52. The system of claim 51, wherein the input data comprises data relating to at least one of diagnosis, medication, laboratory results, gender, location, and age.

53. The system of claim 52, further comprising: a user interface engine stored on the memory and executable by the processor to generate a user interface for capturing the input data.

54. The system of claim 51, wherein the patient information includes data relating to at least one of admission to a patient and a laboratory event.

55. The system of claim 51, wherein the message indicates that an individual is a matchmaker for the study.

56. The system of claim 55, wherein the advisory response engine sends the message to at least one of a care provider and the individual.

57. The system of claim 51, wherein the message includes statistics based on identifying one or more potential participants.

58. The system of claim 57, wherein the advisory response engine sends the message to an organization that is recruiting the participants for the study.

59. The system of claim 58, wherein the organization is one of a government health organization, an insurance company, and a clinical research organization.

60. The system of claim 51, wherein the request further comprises an identifier for the study.
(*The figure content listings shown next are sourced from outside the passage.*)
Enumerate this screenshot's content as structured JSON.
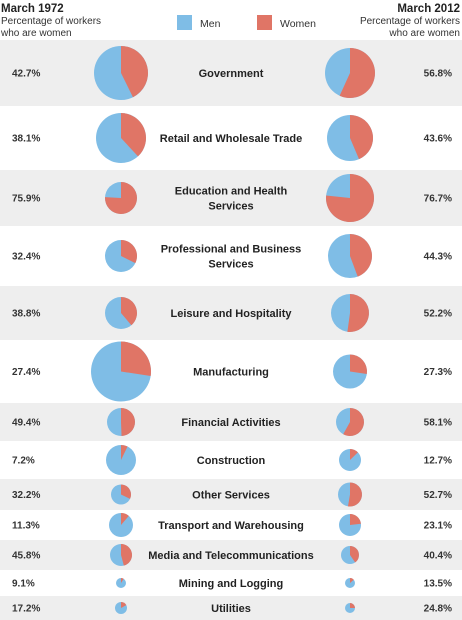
{
  "header": {
    "left_title": "March 1972",
    "left_sub_line1": "Percentage of workers",
    "left_sub_line2": "who are women",
    "right_title": "March  2012",
    "right_sub_line1": "Percentage of workers",
    "right_sub_line2": "who are women"
  },
  "legend": [
    {
      "label": "Men",
      "color": "#7fbde6"
    },
    {
      "label": "Women",
      "color": "#e07566"
    }
  ],
  "colors": {
    "men": "#7fbde6",
    "women": "#e07566",
    "band": "#eeeeee"
  },
  "chart_data": {
    "type": "pie",
    "series": [
      {
        "name": "March 1972",
        "values": [
          42.7,
          38.1,
          75.9,
          32.4,
          38.8,
          27.4,
          49.4,
          7.2,
          32.2,
          11.3,
          45.8,
          9.1,
          17.2
        ]
      },
      {
        "name": "March  2012",
        "values": [
          56.8,
          43.6,
          76.7,
          44.3,
          52.2,
          27.3,
          58.1,
          12.7,
          52.7,
          23.1,
          40.4,
          13.5,
          24.8
        ]
      }
    ],
    "labels_1972": [
      "42.7%",
      "38.1%",
      "75.9%",
      "32.4%",
      "38.8%",
      "27.4%",
      "49.4%",
      "7.2%",
      "32.2%",
      "11.3%",
      "45.8%",
      "9.1%",
      "17.2%"
    ],
    "labels_2012": [
      "56.8%",
      "43.6%",
      "76.7%",
      "44.3%",
      "52.2%",
      "27.3%",
      "58.1%",
      "12.7%",
      "52.7%",
      "23.1%",
      "40.4%",
      "13.5%",
      "24.8%"
    ],
    "rows": [
      {
        "category": [
          "Government"
        ],
        "women_1972": 42.7,
        "women_2012": 56.8
      },
      {
        "category": [
          "Retail and Wholesale Trade"
        ],
        "women_1972": 38.1,
        "women_2012": 43.6
      },
      {
        "category": [
          "Education and Health",
          "Services"
        ],
        "women_1972": 75.9,
        "women_2012": 76.7
      },
      {
        "category": [
          "Professional and Business",
          "Services"
        ],
        "women_1972": 32.4,
        "women_2012": 44.3
      },
      {
        "category": [
          "Leisure and Hospitality"
        ],
        "women_1972": 38.8,
        "women_2012": 52.2
      },
      {
        "category": [
          "Manufacturing"
        ],
        "women_1972": 27.4,
        "women_2012": 27.3
      },
      {
        "category": [
          "Financial Activities"
        ],
        "women_1972": 49.4,
        "women_2012": 58.1
      },
      {
        "category": [
          "Construction"
        ],
        "women_1972": 7.2,
        "women_2012": 12.7
      },
      {
        "category": [
          "Other Services"
        ],
        "women_1972": 32.2,
        "women_2012": 52.7
      },
      {
        "category": [
          "Transport and Warehousing"
        ],
        "women_1972": 11.3,
        "women_2012": 23.1
      },
      {
        "category": [
          "Media and Telecommunications"
        ],
        "women_1972": 45.8,
        "women_2012": 40.4
      },
      {
        "category": [
          "Mining and Logging"
        ],
        "women_1972": 9.1,
        "women_2012": 13.5
      },
      {
        "category": [
          "Utilities"
        ],
        "women_1972": 17.2,
        "women_2012": 24.8
      }
    ]
  }
}
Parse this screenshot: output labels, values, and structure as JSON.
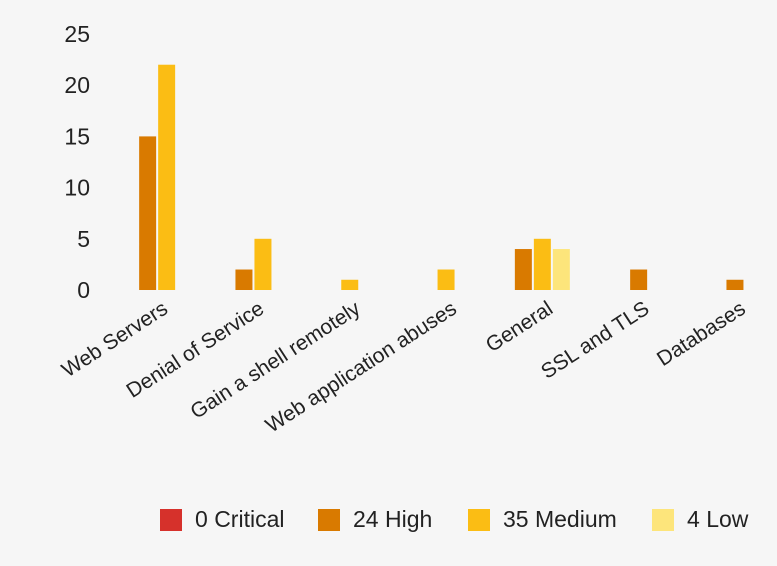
{
  "chart_data": {
    "type": "bar",
    "title": "",
    "xlabel": "",
    "ylabel": "",
    "ylim": [
      0,
      25
    ],
    "yticks": [
      0,
      5,
      10,
      15,
      20,
      25
    ],
    "grid": false,
    "legend_position": "bottom-right",
    "categories": [
      "Web Servers",
      "Denial of Service",
      "Gain a shell remotely",
      "Web application abuses",
      "General",
      "SSL and TLS",
      "Databases"
    ],
    "series": [
      {
        "name": "Critical",
        "count": "0",
        "color": "#d6312b",
        "values": [
          0,
          0,
          0,
          0,
          0,
          0,
          0
        ]
      },
      {
        "name": "High",
        "count": "24",
        "color": "#d97a00",
        "values": [
          15,
          2,
          0,
          0,
          4,
          2,
          1
        ]
      },
      {
        "name": "Medium",
        "count": "35",
        "color": "#fbbd14",
        "values": [
          22,
          5,
          1,
          2,
          5,
          0,
          0
        ]
      },
      {
        "name": "Low",
        "count": "4",
        "color": "#fde57b",
        "values": [
          0,
          0,
          0,
          0,
          4,
          0,
          0
        ]
      }
    ]
  }
}
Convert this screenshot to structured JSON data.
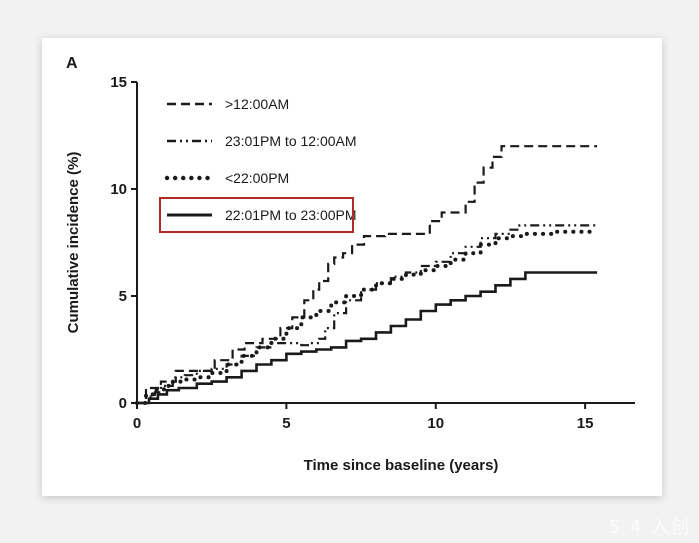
{
  "panel_label": "A",
  "watermark": "5 4 入创",
  "colors": {
    "line": "#1a1a1a",
    "highlight_box": "#b02a2a",
    "background": "#ffffff"
  },
  "chart_data": {
    "type": "line",
    "title": "",
    "xlabel": "Time since baseline (years)",
    "ylabel": "Cumulative incidence (%)",
    "xlim": [
      0,
      16
    ],
    "ylim": [
      0,
      15
    ],
    "xticks": [
      0,
      5,
      10,
      15
    ],
    "yticks": [
      0,
      5,
      10,
      15
    ],
    "grid": false,
    "legend_position": "top-left",
    "highlighted_series": "22:01PM to 23:00PM",
    "series": [
      {
        "name": ">12:00AM",
        "dash": "dashed",
        "x": [
          0,
          0.3,
          0.5,
          0.8,
          1.0,
          1.3,
          1.5,
          2.0,
          2.6,
          3.2,
          3.6,
          4.2,
          4.8,
          5.2,
          5.6,
          5.9,
          6.1,
          6.4,
          6.6,
          6.9,
          7.2,
          7.6,
          7.8,
          8.3,
          9.0,
          9.5,
          9.8,
          10.2,
          10.6,
          11.0,
          11.3,
          11.6,
          11.9,
          12.2,
          12.5,
          13.0,
          14.0,
          15.0,
          15.4
        ],
        "y": [
          0,
          0.7,
          0.7,
          1.0,
          1.0,
          1.5,
          1.5,
          1.5,
          2.0,
          2.5,
          2.8,
          3.0,
          3.5,
          4.0,
          4.8,
          5.3,
          5.7,
          6.5,
          6.8,
          7.0,
          7.4,
          7.8,
          7.8,
          7.9,
          7.9,
          7.9,
          8.5,
          8.9,
          8.9,
          9.4,
          10.3,
          11.0,
          11.5,
          12.0,
          12.0,
          12.0,
          12.0,
          12.0,
          12.0
        ]
      },
      {
        "name": "23:01PM to 12:00AM",
        "dash": "dash-dot",
        "x": [
          0,
          0.3,
          0.6,
          0.8,
          1.2,
          1.6,
          2.0,
          2.5,
          3.0,
          3.5,
          4.0,
          4.5,
          5.0,
          5.5,
          5.8,
          6.1,
          6.3,
          6.6,
          7.0,
          7.5,
          8.0,
          8.5,
          9.0,
          9.5,
          10.0,
          10.5,
          11.0,
          11.5,
          12.0,
          12.5,
          12.8,
          13.2,
          14.0,
          15.0,
          15.4
        ],
        "y": [
          0,
          0.3,
          0.5,
          0.8,
          1.2,
          1.3,
          1.5,
          1.6,
          1.8,
          2.2,
          2.6,
          2.8,
          2.8,
          2.7,
          2.8,
          3.0,
          3.5,
          4.2,
          4.8,
          5.3,
          5.6,
          5.9,
          6.1,
          6.4,
          6.6,
          7.0,
          7.3,
          7.7,
          7.9,
          8.1,
          8.3,
          8.3,
          8.3,
          8.3,
          8.3
        ]
      },
      {
        "name": "<22:00PM",
        "dash": "dotted",
        "x": [
          0,
          0.3,
          0.6,
          0.9,
          1.2,
          1.6,
          2.0,
          2.5,
          3.0,
          3.5,
          4.0,
          4.5,
          5.0,
          5.5,
          6.0,
          6.5,
          7.0,
          7.5,
          8.0,
          8.5,
          9.0,
          9.5,
          10.0,
          10.5,
          11.0,
          11.5,
          12.0,
          12.5,
          13.0,
          14.0,
          15.0,
          15.4
        ],
        "y": [
          0,
          0.4,
          0.6,
          0.8,
          1.0,
          1.1,
          1.2,
          1.4,
          1.8,
          2.2,
          2.6,
          3.0,
          3.5,
          4.0,
          4.3,
          4.7,
          5.0,
          5.3,
          5.6,
          5.8,
          6.0,
          6.2,
          6.4,
          6.7,
          7.0,
          7.4,
          7.7,
          7.8,
          7.9,
          8.0,
          8.0,
          8.0
        ]
      },
      {
        "name": "22:01PM to 23:00PM",
        "dash": "solid",
        "x": [
          0,
          0.4,
          0.7,
          1.0,
          1.4,
          2.0,
          2.5,
          3.0,
          3.5,
          4.0,
          4.5,
          5.0,
          5.5,
          6.0,
          6.5,
          7.0,
          7.5,
          8.0,
          8.5,
          9.0,
          9.5,
          10.0,
          10.5,
          11.0,
          11.5,
          12.0,
          12.5,
          13.0,
          14.0,
          15.0,
          15.4
        ],
        "y": [
          0,
          0.2,
          0.4,
          0.6,
          0.7,
          0.9,
          1.0,
          1.2,
          1.5,
          1.8,
          2.0,
          2.3,
          2.4,
          2.5,
          2.6,
          2.9,
          3.0,
          3.3,
          3.6,
          3.9,
          4.3,
          4.6,
          4.8,
          5.0,
          5.2,
          5.5,
          5.8,
          6.1,
          6.1,
          6.1,
          6.1
        ]
      }
    ]
  }
}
61. A method for pseudoanonymizing patient information, comprising:

receiving data relating to a patient;

modifying the data relating to the patient;

generating a pseudo identifier;

associating the pseudo identifier with modified data;

receiving a request for the modified data, the request including the pseudo identifier; and

transmitting the modified data.

62. The method of claim 61, wherein the data related to the patient is at least one of admission to the patient and a laboratory event.
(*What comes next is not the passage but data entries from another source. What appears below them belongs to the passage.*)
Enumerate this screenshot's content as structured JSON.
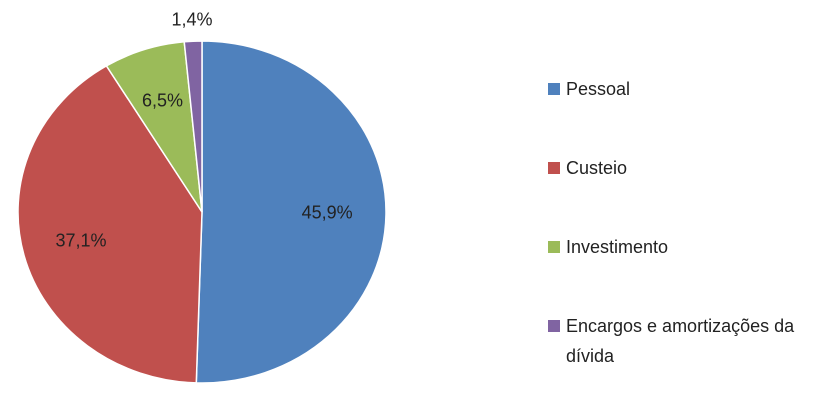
{
  "chart_data": {
    "type": "pie",
    "categories": [
      "Pessoal",
      "Custeio",
      "Investimento",
      "Encargos e amortizações da dívida"
    ],
    "values": [
      45.9,
      37.1,
      6.5,
      1.4
    ],
    "value_labels": [
      "45,9%",
      "37,1%",
      "6,5%",
      "1,4%"
    ],
    "colors": [
      "#4f81bd",
      "#c0504d",
      "#9bbb59",
      "#8064a2"
    ],
    "legend": "right"
  }
}
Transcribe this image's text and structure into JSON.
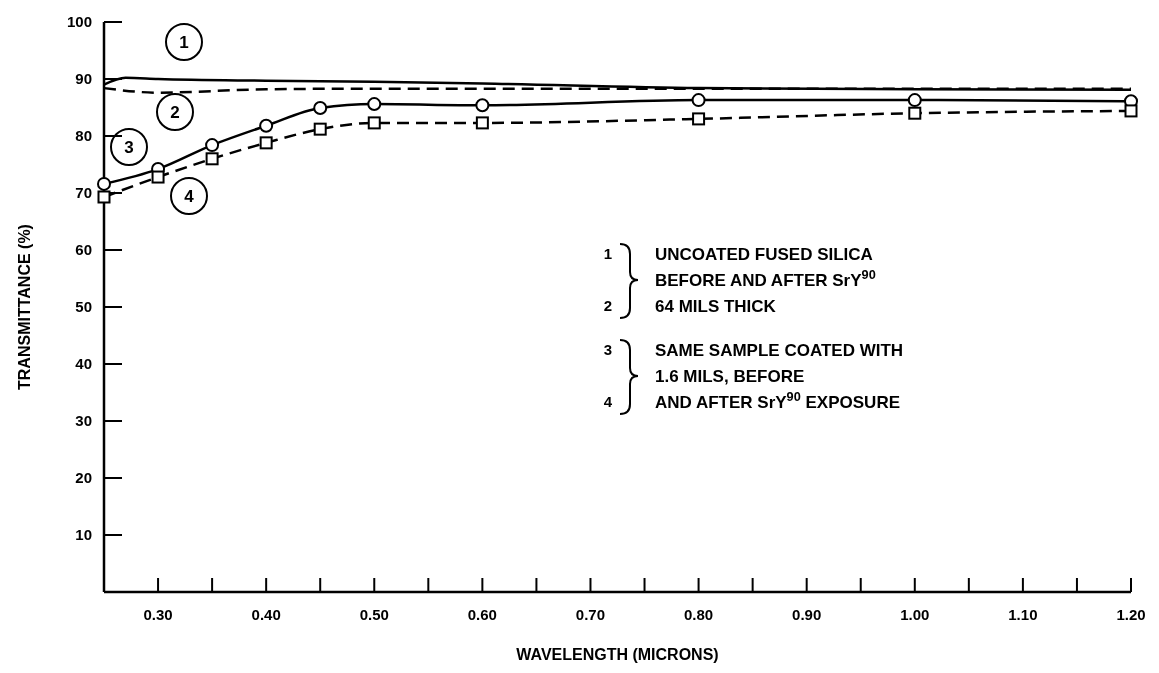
{
  "chart_data": {
    "type": "line",
    "xlabel": "WAVELENGTH (MICRONS)",
    "ylabel": "TRANSMITTANCE (%)",
    "xlim": [
      0.25,
      1.2
    ],
    "ylim": [
      0,
      100
    ],
    "xticks": [
      {
        "value": 0.3,
        "label": "0.30"
      },
      {
        "value": 0.35,
        "label": null
      },
      {
        "value": 0.4,
        "label": "0.40"
      },
      {
        "value": 0.45,
        "label": null
      },
      {
        "value": 0.5,
        "label": "0.50"
      },
      {
        "value": 0.55,
        "label": null
      },
      {
        "value": 0.6,
        "label": "0.60"
      },
      {
        "value": 0.65,
        "label": null
      },
      {
        "value": 0.7,
        "label": "0.70"
      },
      {
        "value": 0.75,
        "label": null
      },
      {
        "value": 0.8,
        "label": "0.80"
      },
      {
        "value": 0.85,
        "label": null
      },
      {
        "value": 0.9,
        "label": "0.90"
      },
      {
        "value": 0.95,
        "label": null
      },
      {
        "value": 1.0,
        "label": "1.00"
      },
      {
        "value": 1.05,
        "label": null
      },
      {
        "value": 1.1,
        "label": "1.10"
      },
      {
        "value": 1.15,
        "label": null
      },
      {
        "value": 1.2,
        "label": "1.20"
      }
    ],
    "yticks": [
      10,
      20,
      30,
      40,
      50,
      60,
      70,
      80,
      90,
      100
    ],
    "series": [
      {
        "color": "#000000",
        "line_style": "solid",
        "marker": "none",
        "x": [
          0.25,
          0.27,
          0.3,
          0.4,
          0.5,
          0.6,
          0.8,
          1.0,
          1.2
        ],
        "values": [
          89,
          90.2,
          90,
          89.7,
          89.5,
          89.2,
          88.4,
          88.2,
          88.1
        ]
      },
      {
        "color": "#000000",
        "line_style": "dashed",
        "marker": "none",
        "x": [
          0.25,
          0.3,
          0.4,
          0.5,
          0.6,
          0.8,
          1.0,
          1.2
        ],
        "values": [
          88.4,
          87.6,
          88.2,
          88.3,
          88.3,
          88.3,
          88.3,
          88.3
        ]
      },
      {
        "color": "#000000",
        "line_style": "solid",
        "marker": "circle",
        "x": [
          0.25,
          0.3,
          0.35,
          0.4,
          0.45,
          0.5,
          0.6,
          0.8,
          1.0,
          1.2
        ],
        "values": [
          71.6,
          74.2,
          78.4,
          81.8,
          84.9,
          85.6,
          85.4,
          86.3,
          86.3,
          86.1
        ]
      },
      {
        "color": "#000000",
        "line_style": "dashed",
        "marker": "square",
        "x": [
          0.25,
          0.3,
          0.35,
          0.4,
          0.45,
          0.5,
          0.6,
          0.8,
          1.0,
          1.2
        ],
        "values": [
          69.3,
          72.8,
          76,
          78.8,
          81.2,
          82.3,
          82.3,
          83,
          84,
          84.4
        ]
      }
    ],
    "annotations": [
      "1",
      "2",
      "3",
      "4",
      "1",
      "2",
      "UNCOATED FUSED SILICA",
      "BEFORE AND AFTER SrY$^{90}$",
      "64 MILS THICK",
      "3",
      "4",
      "SAME SAMPLE COATED WITH",
      "1.6 MILS, BEFORE",
      "AND AFTER SrY$^{90}$ EXPOSURE"
    ]
  }
}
63. The method of claim 61, wherein modifying the data related to the patient comprises removing identifying information.

64. The method of claim 63, wherein the identification information includes at least one of a name, a government identifier, a date of birth, a mailing address, and a ethnicity.

65. The method of claim 64, wherein the identification information is determined by government standards.

66. The method of claim 61, wherein modifying the data related to the patient comprises replacing identification information.

67. The method of claim 61, wherein transmitting comprises transmitting the modified data to one of a government health organization, an insurance company, and a clinical research organization.

68. A system for pseudoanonymizing patient information, comprising:

a processor;

a data washing engine stored on memory and executable by the processor, the data washing engine to receive data related to a patient, to modify the data related to the patient, to associate a pseudo identifier with modified data, to receive a request for the modified data, the request including the pseudo identifier, and to transmit the modified data; and

a pseudo identifier generator engine stored on the memory and executable by the processor, the pseudo identifier generator engine to generate the pseudo identifier.

69. The system of claim 68, wherein the data related to the patient is at least one of an admission to the patient and a laboratory event.

70. The system of claim 68, wherein modifying the data related to the patient includes removing identifying information.

71. The system of claim 70, wherein the identification information includes at least one of a name, a government identifier, a date of birth, a mailing address, and a ethnicity.

72. The system of claim 71, wherein the identification information is determined based on government standards.

73. The system of claim 68, wherein modifying the data related to the patient comprises replacing identification information.

74. The system of claim 68, wherein the modified data is transmitted to one of a government health organization, an insurance company, and a clinical research organization.